Sunday, December 5, 2010

Down the Middle

altRoache and Burns in Middletown (Photo by Carol Rosegg)
Written by Will Eno

Directed by Ken Rus Schmol
Starring Johanna Day, David Garrison, Linus Roache, Heather Burns, Georgia Engel, Michael Park, James McMenamin, Cindy Cheung, Ed Jewett, McKenna Kerrigan, Olivia Scott, Pete Simpson

Performances through December 5, 2010
Vineyard Theatre, 100 East 15th Street

Will Eno's Middletown is not only no Our Town, which it aspires to: it's not even Urinetown. A series of skits masquerading as a full-length play, Middletown tries to be witty and insightful, but ends up middlebrow and middle of the road instead.

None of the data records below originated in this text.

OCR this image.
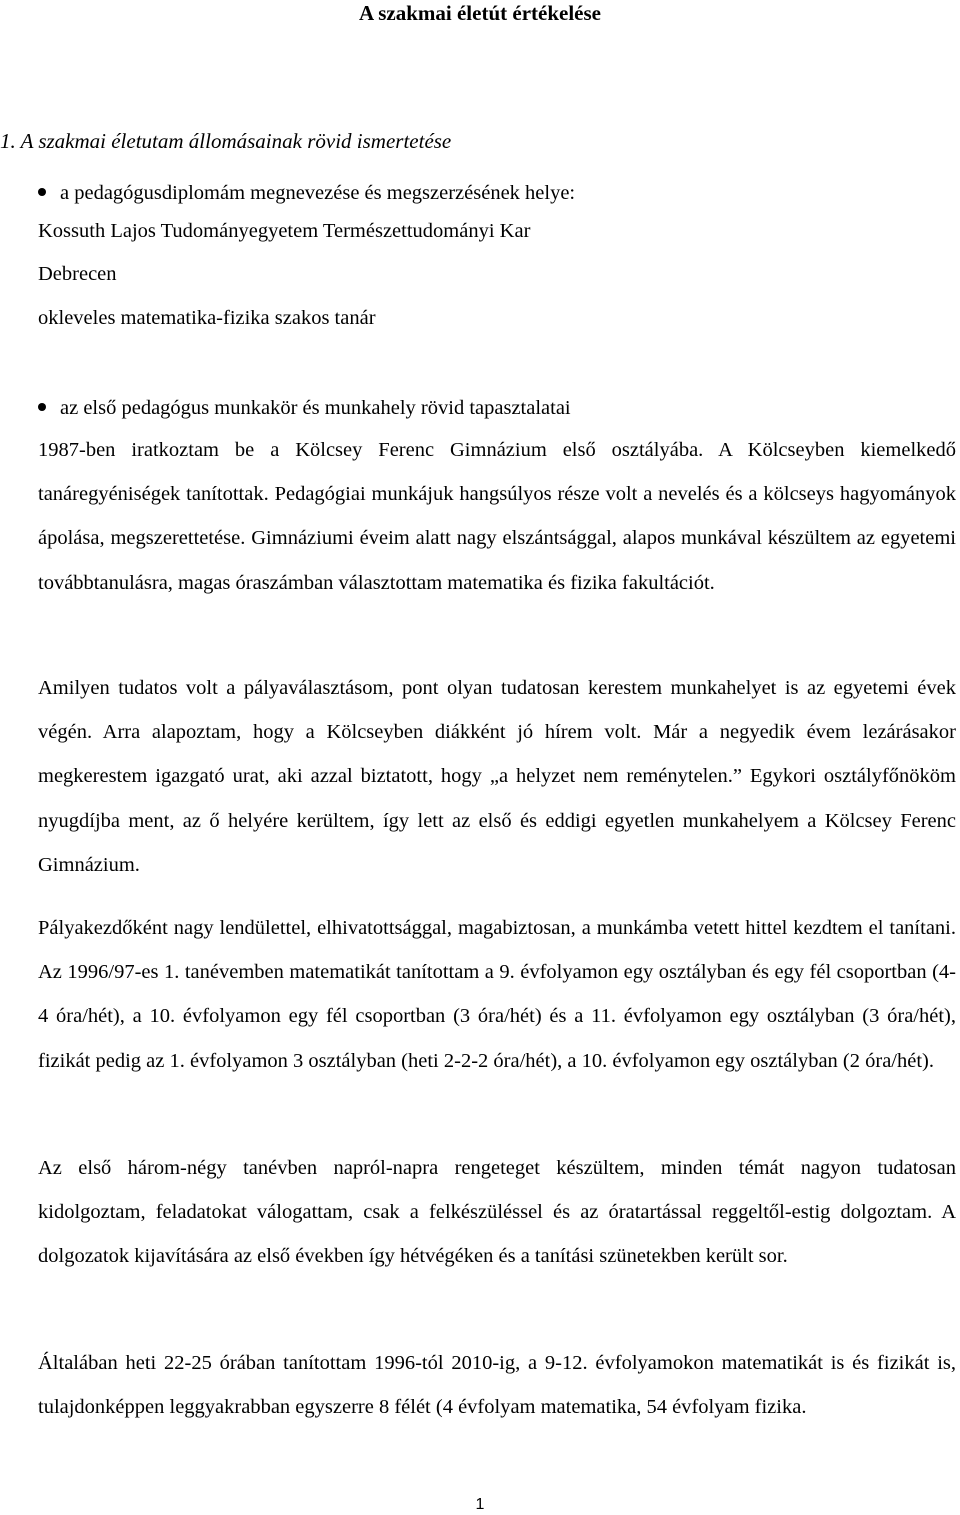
A szakmai életút értékelése
1. A szakmai életutam állomásainak rövid ismertetése
a pedagógusdiplomám megnevezése és megszerzésének helye:
Kossuth Lajos Tudományegyetem Természettudományi Kar
Debrecen
okleveles matematika-fizika szakos tanár
az első pedagógus munkakör és munkahely rövid tapasztalatai
1987-ben iratkoztam be a Kölcsey Ferenc Gimnázium első osztályába. A Kölcseyben kiemelkedő tanáregyéniségek tanítottak. Pedagógiai munkájuk hangsúlyos része volt a nevelés és a kölcseys hagyományok ápolása, megszerettetése. Gimnáziumi éveim alatt nagy elszántsággal, alapos munkával készültem az egyetemi továbbtanulásra, magas óraszámban választottam matematika és fizika fakultációt.
Amilyen tudatos volt a pályaválasztásom, pont olyan tudatosan kerestem munkahelyet is az egyetemi évek végén. Arra alapoztam, hogy a Kölcseyben diákként jó hírem volt. Már a negyedik évem lezárásakor megkerestem igazgató urat, aki azzal biztatott, hogy „a helyzet nem reménytelen.” Egykori osztályfőnököm nyugdíjba ment, az ő helyére kerültem, így lett az első és eddigi egyetlen munkahelyem a Kölcsey Ferenc Gimnázium.
Pályakezdőként nagy lendülettel, elhivatottsággal, magabiztosan, a munkámba vetett hittel kezdtem el tanítani. Az 1996/97-es 1. tanévemben matematikát tanítottam a 9. évfolyamon egy osztályban és egy fél csoportban (4-4 óra/hét), a 10. évfolyamon egy fél csoportban (3 óra/hét) és a 11. évfolyamon egy osztályban (3 óra/hét), fizikát pedig az 1. évfolyamon 3 osztályban (heti 2-2-2 óra/hét), a 10. évfolyamon egy osztályban (2 óra/hét).
Az első három-négy tanévben napról-napra rengeteget készültem, minden témát nagyon tudatosan kidolgoztam, feladatokat válogattam, csak a felkészüléssel és az óratartással reggeltől-estig dolgoztam. A dolgozatok kijavítására az első években így hétvégéken és a tanítási szünetekben került sor.
Általában heti 22-25 órában tanítottam 1996-tól 2010-ig, a 9-12. évfolyamokon matematikát is és fizikát is, tulajdonképpen leggyakrabban egyszerre 8 félét (4 évfolyam matematika, 54 évfolyam fizika.
1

Set in bucolic small-town America, Middletown follows several people who are less Thornton Wilder archetypes than Eno stereotypes: there's a neighborhood cop who's obnoxious and arrogant for no apparent reason; a depressed middle-aged man, John Dodge, who strikes up a friendship with his new next-door neighbor, Mrs. Swanson, a friendly and innocently flirty younger woman; a sweet librarian nearing retirement age; and a shabbily-dressed mechanic who's always harassed by the policeman.

Eno has written Middletown in a deliberately vague way with no topical references, apparently to emphasize “universality”—only Dodge and Swanson have names. Instead of being timeless, however, the sophomoric humor emphasizes its pointlessness: indeed, the short scenes could be rearranged without damaging—or improving—the whole.

Right from its opening monologue, Eno's dialogue is arch and unfunny, with would-be epigrams and one-liners usually landing with a thud. One sketch of audience members who are watching Middletown discussing the play at intermission is placed right before the actual intermission; this self-reflexiveness is greeted by the audience as if it was an intelligent comment on today's theatergoers, which it may well be. There's also a dumb doctor who confuses his patients, thinking he's speaking with Mrs. Swenson when it's actually Mrs. Swanson, which is more a simpleminded idea than a satirical one.

Director Ken Rus Schmoll decently puts his talented cast through its paces, but he's unable to fashion a cohesive whole out of such scattershot meanderings. Heather Burns is always a beguiling stage presence, but she has little to play with as Mrs. Swanson; likewise Linus Roache, who always suggests a more intelligent Dodge than Eno has written. It's true that Georgia Engel—best-known as the ditzy Georgette on The Mary Tyler Moore Show—gets laughs every time she opens her mouth, but that's due more to her distinctively breathy voice than what she's saying.